In exchange for an exclusive discount on the kingdom’s oil exports, the British government delivers periodic diamond shipments to the Sheikh. Blaise, who enjoys an ongoing love-hate relationship with law enforcement, is recruited not only for her competence, but because she is the Sheikh’s adopted daughter and thus trusted by him implicitly. Modesty agrees to the arrangement, on the condition that she is given total immunity by the British government and complete freedom to deliver the diamonds how she sees fit.

With Sir Gerald monitoring her from afar, Modesty travels to Amsterdam, where she reunites with her former lover Paul Hagen, a Secret Service agent and aide to Sir Gerald. She calls upon her longtime partner, Willie Garvin, who is reuniting with an old flame, Nicole, who may have information on Gabriel through her employer, an illusionist associated with him. Modesty narrowly survives several attempts on her life by Gabriel’s assassins, whose failure leads to their swift execution by the ruthless Mrs. Fothergill.
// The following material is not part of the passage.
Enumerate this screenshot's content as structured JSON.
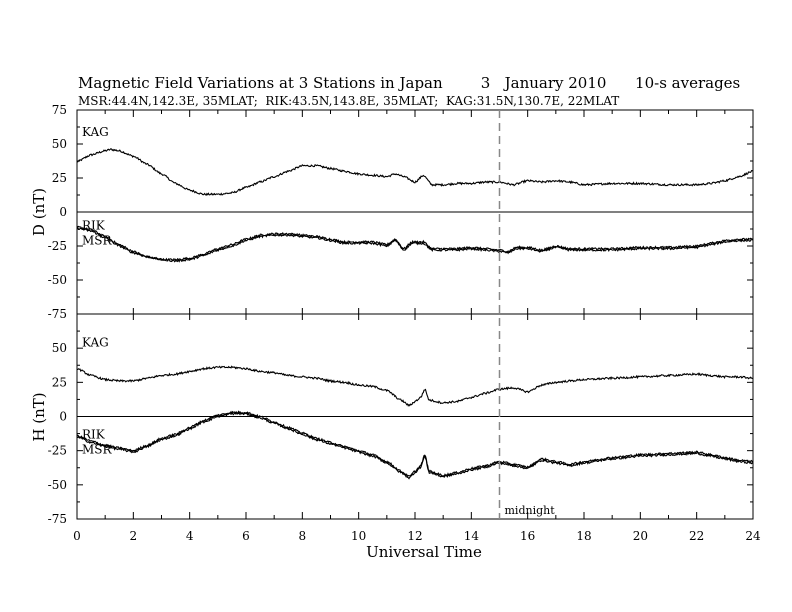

Modesty continually toys with Hagen, first seducing him before stealing his gun and disappearing.

When Gabriel learns that Nicole is working with Modesty and Willie, he orders her assassinated. The illusionist sends thugs to have her killed, and they succeed when Modesty and Willie fail to intervene in time. Modesty and Willie set themselves up as live bait to draw Gabriel out, but find themselves pursued by Tarrant and a jilted Hagen, being briefly arrested before quickly escaping with the help of some smoke bombs. When Modesty attempts to identify and infiltrate the boat being used by Gabriel for the planned diamond theft, she is lured into a trap and captured. Gabriel reveals his true plan, to use Modesty as leverage to force Willie to steal the diamonds for him.

Willie reluctantly agrees to the arrangement, successfully stealing the diamonds from under Tarrant and Hagen’s noses. He and Modesty are subsequently taken to Gabriel’s island fortress, where they are promptly thrown into prison cells. Gabriel offers Modesty to join forces, but she refuses. Willie and Modesty manage to escape and kill Mrs. Fothergill, and signal their location to the Sheikh’s forces. The Sheikh leads his army to the island, leading to an all-out battle with Gabriel’s forces and ending in his capture and the diamonds reaching their intended owner.

In his desert camp, the Sheikh leaves Gabriel tied up outside to dehydrate. McWhirter suddenly appears in Highland dress to free his employer, though no one seems to notice or care. When the Sheikh asks Modesty what he can do for her, she asks for the diamonds. He responds by laughing boisterously and she seems to go along with it, but suddenly breaks the fourth wall by looking directly at the camera as the film ends in a freeze-frame shot.